In this lecture I will discuss recent efforts at modeling evolutionary
dynamics that merges molecular mechanisms with population genetics. Traditional
population genetics models are agnostic to the physical-chemical nature of
mutational effects. Rather they operate with an a priori assumed distributions
of fitness effects (DFE) of mutations from which evolutionary dynamics are
derived. Alternatively some population genetics models aim to derive DFE from
evolutionary observations. In departure with this tradition the novel
multiscale models integrate the molecular effects of mutations on physical
properties of proteins into physically intuitive yet detailed
genotype-phenotype relationship (GPR) assumptions. I will present a range of
models from simple analytical diffusion-based model on biophysical fitness
landscapes to more sophisticated computational models of populations of model
cells where genetic changes are mapped into molecular effects using biophysical
modeling of proteins and ensuing fitness changes determine the fate of
mutations in realistic population dynamics. Examples of insights derived from
biophysics-based multiscale models include the scale-free character of Protein
Universe, the fundamental limit of mutation rates in living organisms, physics
of thermal adaptation, co-evolution of protein interactions and abundances in
cytoplasm and related results, some of which I will present and discuss.
Lecture
3: Biophysical walks on fitness landscape: how a theorist became enchanted with
experiment
Multiscale biophysical modeling crucially relies on assumptions about
genotype-phenotype relationship (GPR). Fitness landscape (FL) is a common
metaphoric description of GPR. However its precise nature is not known: ÔÕAxesÓ
on the pictorial presentations of FL remain unlabeled. In this lecture I will
present experimental efforts, to outline FL in physical axes i.e. establish the
link between changes in molecular properties of proteins and fitness for model
living organisms. The effort encompasses multiple fields of experimental
biology: molecular biophysics, genetics, genomics, proteomics and cell biology.
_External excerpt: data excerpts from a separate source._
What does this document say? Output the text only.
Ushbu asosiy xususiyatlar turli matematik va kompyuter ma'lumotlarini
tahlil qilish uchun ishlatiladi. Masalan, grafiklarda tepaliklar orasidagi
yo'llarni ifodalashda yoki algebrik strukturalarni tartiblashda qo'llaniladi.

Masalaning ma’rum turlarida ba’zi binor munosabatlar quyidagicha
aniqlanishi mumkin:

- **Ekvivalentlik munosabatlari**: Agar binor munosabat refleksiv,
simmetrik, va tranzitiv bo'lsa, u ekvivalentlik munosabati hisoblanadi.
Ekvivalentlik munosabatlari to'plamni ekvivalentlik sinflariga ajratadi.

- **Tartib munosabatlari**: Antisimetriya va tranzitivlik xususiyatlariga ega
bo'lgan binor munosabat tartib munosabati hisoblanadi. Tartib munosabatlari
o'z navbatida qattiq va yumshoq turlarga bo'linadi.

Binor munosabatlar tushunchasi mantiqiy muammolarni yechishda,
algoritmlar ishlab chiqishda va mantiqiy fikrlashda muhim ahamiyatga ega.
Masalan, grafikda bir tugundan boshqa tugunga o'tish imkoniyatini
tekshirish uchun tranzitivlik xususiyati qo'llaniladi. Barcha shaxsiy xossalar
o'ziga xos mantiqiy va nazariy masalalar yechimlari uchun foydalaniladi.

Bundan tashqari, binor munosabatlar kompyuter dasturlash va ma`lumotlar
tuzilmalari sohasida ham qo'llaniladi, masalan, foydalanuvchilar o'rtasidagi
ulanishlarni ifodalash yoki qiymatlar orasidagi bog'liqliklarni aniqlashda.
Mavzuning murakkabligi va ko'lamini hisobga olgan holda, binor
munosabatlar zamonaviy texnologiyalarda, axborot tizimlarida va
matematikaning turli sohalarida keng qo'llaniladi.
The approach is bottom up and is based on our ability to edit genomes of
bacterial and eukaryotic cells. Rational genetic variation is introduced on the
chromosome of E. coli in the coding regions of essential genes dihydrofolate
reductase (DHFR) and adenylate kinase (AdK). The mutant proteins are purified
and their molecular properties are evaluated using the experimental tools of
molecular biophysics. The fitness effects of rationally introduced mutations
are determined using competition assays and are linked to known changes in molecular
properties of proteins. As a complementary approach we use inter-species
replacements of genes on E. coli chromosome, i.e. we replaced the gene encoding
DHFR with same genes from various other bacteria. This approach allows one to
explore a broader range of molecular variations inaccessible through point
mutations. We show how genetic variation introduces major fitness barriers that
can be overcome in evolutionary dynamics. Metabolomic, genomic and proteomic
comparative analyses of genomically edited and wild-type strains highlights major
elements in the GPR that encompasses molecular, system-level and organismal
traits providing a crucial feedback for computational modeling.
Dates
and place:
The
lectures will be given in room 236
(29 rue d'Ulm) from 9 to 11am, on May 13, 20 and 27, 2015.